Para a Terceira Turma do Superior Tribunal de Justiça (STJ), não há impedimento para que a plataforma de aplicativo de transporte individual suspenda imediatamente a conta de motorista em razão de ato considerado grave, mesmo que a empresa deva oferecer a possibilidade de posterior exercício de defesa visando ao recredenciamento do profissional.
Contexto do caso
A decisão foi tomada ao negar recurso de um motorista excluído da plataforma 99 por suposto descumprimento do código de conduta da empresa. Segundo os autos, o profissional teria encerrado corridas em locais diferentes daqueles solicitados pelos passageiros, sem justificativa.
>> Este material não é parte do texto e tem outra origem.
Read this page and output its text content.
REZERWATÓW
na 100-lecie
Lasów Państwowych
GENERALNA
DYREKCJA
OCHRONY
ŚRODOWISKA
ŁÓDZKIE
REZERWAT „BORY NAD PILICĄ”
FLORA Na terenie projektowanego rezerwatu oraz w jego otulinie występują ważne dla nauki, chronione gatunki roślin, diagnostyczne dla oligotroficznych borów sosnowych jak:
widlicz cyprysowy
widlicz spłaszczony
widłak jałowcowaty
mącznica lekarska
Após ter sua ação julgada improcedente em primeira e segunda instâncias, o motorista recorreu ao STJ, argumentando que o rompimento do vínculo foi abrupto, sem notificação prévia e sem respeito ao direito do contraditório e da ampla defesa.
Autonomia da relação civil e comercial
A ministra Nancy Andrighi, relatora do caso, explicou que a hipótese não envolve a relação entre a plataforma e o usuário do aplicativo, motivo pelo qual não é aplicável o Código de Defesa do Consumidor. A relatora destacou que, até o momento, não foi reconhecida a existência de vínculo empregatício entre os prestadores de serviços e as plataformas, prevalecendo a autonomia da vontade e a independência na atuação de cada parte.
Impacto social e interesse público
A ministra Andrighi ressaltou que mais de 1,5 milhão de brasileiros trabalham por meio de aplicativos, conforme dados de 2022 do IBGE. Tal cenário exige atenção do Judiciário quanto à possibilidade de um profissional ter sua atividade interrompida por decisão sumária, sem chance de defesa.
Ela também lembrou que, embora as plataformas sejam pessoas jurídicas de direito privado, seu objeto social – o transporte – é de interesse público, exigindo responsabilidade quanto aos riscos envolvidos.
Aplicação da LGPD
Nancy Andrighi destacou que as análises de perfil realizadas pelas plataformas são frequentemente automatizadas, o que atrai a aplicação da Lei Geral de Proteção de Dados (LGPD). Segundo a ministra, o motorista de aplicativo, como titular dos dados pessoais, possui o direito de exigir a revisão de decisões automatizadas que definam seu perfil profissional.
Responsabilidade e suspensão imediata
Em relação à notificação prévia, a relatora destacou que a plataforma pode ser responsabilizada por eventuais danos causados ou sofridos por seus usuários, devendo examinar os riscos de manter ativo determinado prestador de serviço. Para a ministra, se o ato cometido pelo motorista for suficientemente grave, a plataforma pode suspender o perfil imediatamente, permitindo a posterior defesa do profissional.
No caso em questão, após o suposto ato grave, o motorista foi informado das razões de sua exclusão e teve a oportunidade de se defender, embora a decisão tenha sido desfavorável. A ministra concluiu que não houve ilegalidade ou abusividade na conduta da 99 Tecnologia Ltda.
Questão jurídica envolvida
A decisão aborda a relação civil e comercial entre motoristas e plataformas de transporte, destacando a autonomia das partes, a aplicação da LGPD em decisões automatizadas e a responsabilidade das plataformas em garantir a segurança dos usuários.
Legislação de referência
- Lei Geral de Proteção de Dados (Lei 13.709/2018): Estabelece normas sobre a proteção de dados pessoais e a necessidade de revisão de decisões automatizadas.
- Código Civil: Regula as relações contratuais entre partes privadas, aplicável à relação entre motoristas e plataformas de transporte.
- Constituição Federal, Artigo 5º, Incisos LIV e LV: Garante o direito ao devido processo legal, ao contraditório e à ampla defesa.
Processo relacionado: REsp 2.135.783.